CHILE – El interés generado por el objeto 2025 PN7 ha impulsado diversas especulaciones sobre la posibilidad de que la Tierra cuente con una “segunda luna” hasta el año 2083. Sin embargo, especialistas en astronomía aclararon que se trata de un asteroide clasificado como cuasi-luna o cuasi-satélite, fenómeno ya conocido que, aunque puede parecer que orbita la Tierra, en realidad mantiene una órbita independiente alrededor del Sol.
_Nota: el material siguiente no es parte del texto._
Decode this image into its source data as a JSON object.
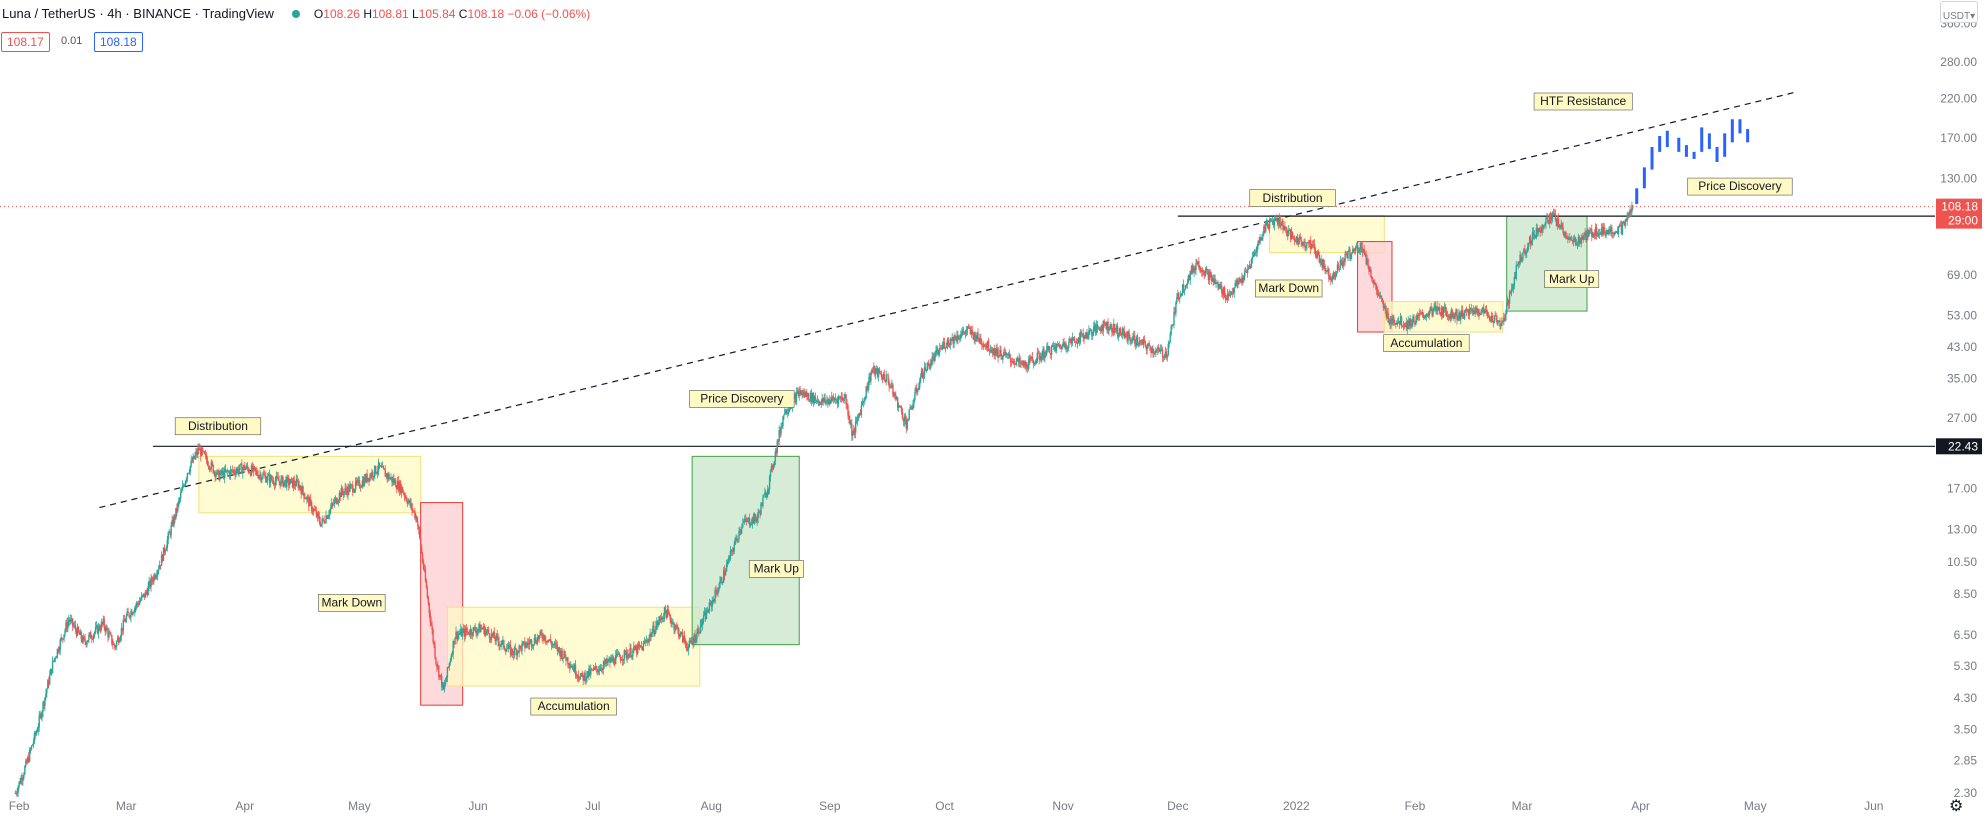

Las cuasi-lunas corresponden a objetos que, desde la perspectiva terrestre, aparentan seguir una órbita similar a la de nuestro planeta, pero cuya dinámica responde únicamente a su traslación solar. Estos efectos pueden extenderse desde meses hasta incluso siglos, según explicó César Fuentes, investigador asociado del Centro de Astrofísica y Tecnologías Afines (CATA) y académico del Departamento de Astronomía de la Universidad de Chile.

El asteroide 2025 PN7 orbita en resonancia 1:1 con la Tierra, lo que significa que completa su trayectoria alrededor del Sol en un periodo muy similar al de nuestro planeta. Esta coincidencia provoca la impresión de que acompaña a la Tierra en su recorrido.

La mayoría de los objetos de este tipo provienen del cinturón de asteroides entre Marte y Júpiter, remanentes del proceso de formación del Sistema Solar que, debido a perturbaciones gravitacionales, pueden migrar temporalmente hacia el interior del sistema y adoptar órbitas similares a la terrestre.

Según detalló Fuentes, 2025 PN7 no es un caso único. “Hay más de una decena conocidos que tienen órbitas parecidas a la de la Tierra, hasta que después cambian su trayectoria y dejan de estar cerca, para luego volver a acercarse”, indicó.

A pesar del interés público, la interpretación de 2025 PN7 como una “segunda luna” fue tajantemente descartada por el académico. “No está ligado gravitacionalmente a la Tierra, ni en una órbita estable como la Luna. Está mucho más lejos de la distancia que nos separa de nuestro satélite natural. La afirmación de que es un segundo satélite es incorrecta”, enfatizó.

Los objetos de este tipo no pueden observarse a simple vista ni con instrumentos amateurs, dada su baja luminosidad y reducido tamaño —estimado entre 18 y 36 metros de diámetro—, por lo que su monitoreo depende de telescopios profesionales y programas científicos especializados.

Respecto a eventuales riesgos, la comunidad astronómica fue clara: 2025 PN7 no representa ninguna amenaza para la Tierra. Al no estar gravitacionalmente ligado a nuestro planeta, no afecta su órbita. Incluso en el escenario extremadamente improbable de un impacto, se trataría de un evento local debido a su tamaño reducido.